Michèle Gantenbein: Am bestehenden Sprachen-system im Classique ändert sich nichts. Wie wollen Sie das Sprachenproblem lösen? 

Claude Meisch: Manche Schulen bieten Mathematik auf Deutsch oder Französisch als Fremdsprache auf 7e an. Manche Technique-Ausbildungen werden komplett auf Französisch angeboten. Dazu kommen internationale und europäische Klassen. Wir unterstützen diese Vielfalt. Wir dürfen aber Schülern, die fähig sind, ein hohes Niveau in den drei Sprachen Deutsch, Französisch und Englisch zu erreichen, diese Chance nicht nehmen, indem wir das Bestehende abschaffen. 

Michèle Gantenbein: Warum werden die 13e-Examen erst 2018/19 reformiert?
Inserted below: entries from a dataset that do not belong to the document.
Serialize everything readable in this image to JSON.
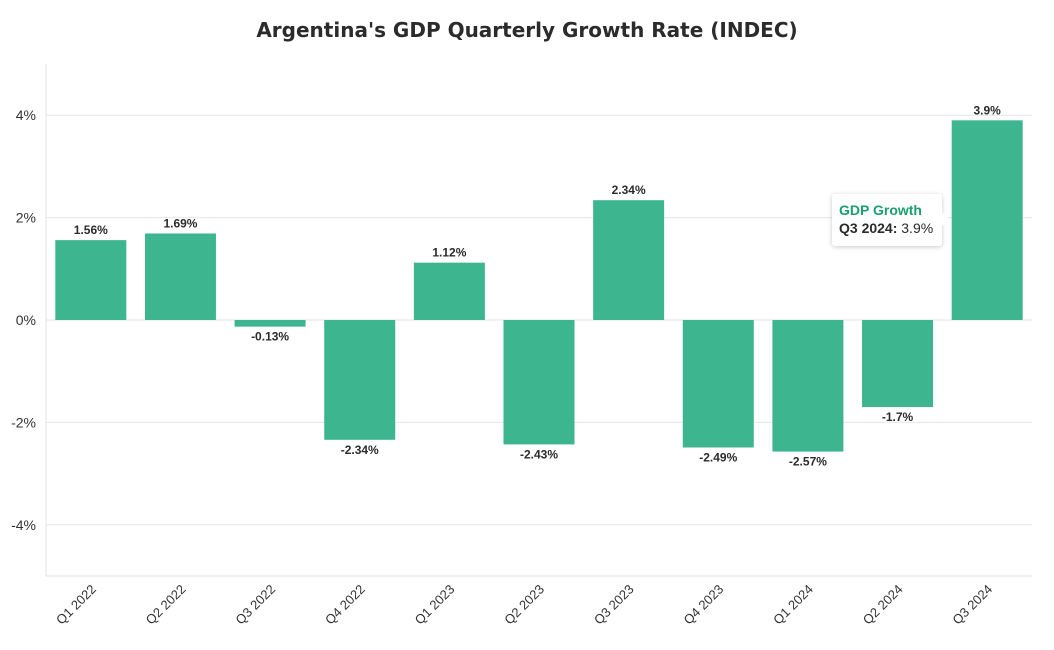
{
  "chart_data": {
    "type": "bar",
    "title": "Argentina's GDP Quarterly Growth Rate (INDEC)",
    "xlabel": "",
    "ylabel": "",
    "series": [
      {
        "name": "GDP Growth",
        "values": [
          1.56,
          1.69,
          -0.13,
          -2.34,
          1.12,
          -2.43,
          2.34,
          -2.49,
          -2.57,
          -1.7,
          3.9
        ]
      }
    ],
    "categories": [
      "Q1 2022",
      "Q2 2022",
      "Q3 2022",
      "Q4 2022",
      "Q1 2023",
      "Q2 2023",
      "Q3 2023",
      "Q4 2023",
      "Q1 2024",
      "Q2 2024",
      "Q3 2024"
    ],
    "data_labels": [
      "1.56%",
      "1.69%",
      "-0.13%",
      "-2.34%",
      "1.12%",
      "-2.43%",
      "2.34%",
      "-2.49%",
      "-2.57%",
      "-1.7%",
      "3.9%"
    ],
    "ylim": [
      -5,
      5
    ],
    "yticks": [
      4,
      2,
      0,
      -2,
      -4
    ],
    "ytick_labels": [
      "4%",
      "2%",
      "0%",
      "-2%",
      "-4%"
    ],
    "grid": true,
    "bar_color": "#3db68f",
    "tooltip": {
      "series_name": "GDP Growth",
      "category": "Q3 2024:",
      "value": "3.9%"
    }
  }
}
Claude Meisch: Die Sektionenstruktur im Classique ist homogener als die im Technique. Deshalb reduzieren wir zunächst die Zahl der Prüfungsfächer im ES. Manche halten das für ungerecht. Doch auch heute gibt es Unterschiede zwischen dem ES und dem EST, z. B. was die Zahl der Examensfächer angeht. Außerdem kann man im Technique mehr Fächer abwählen als im Classique.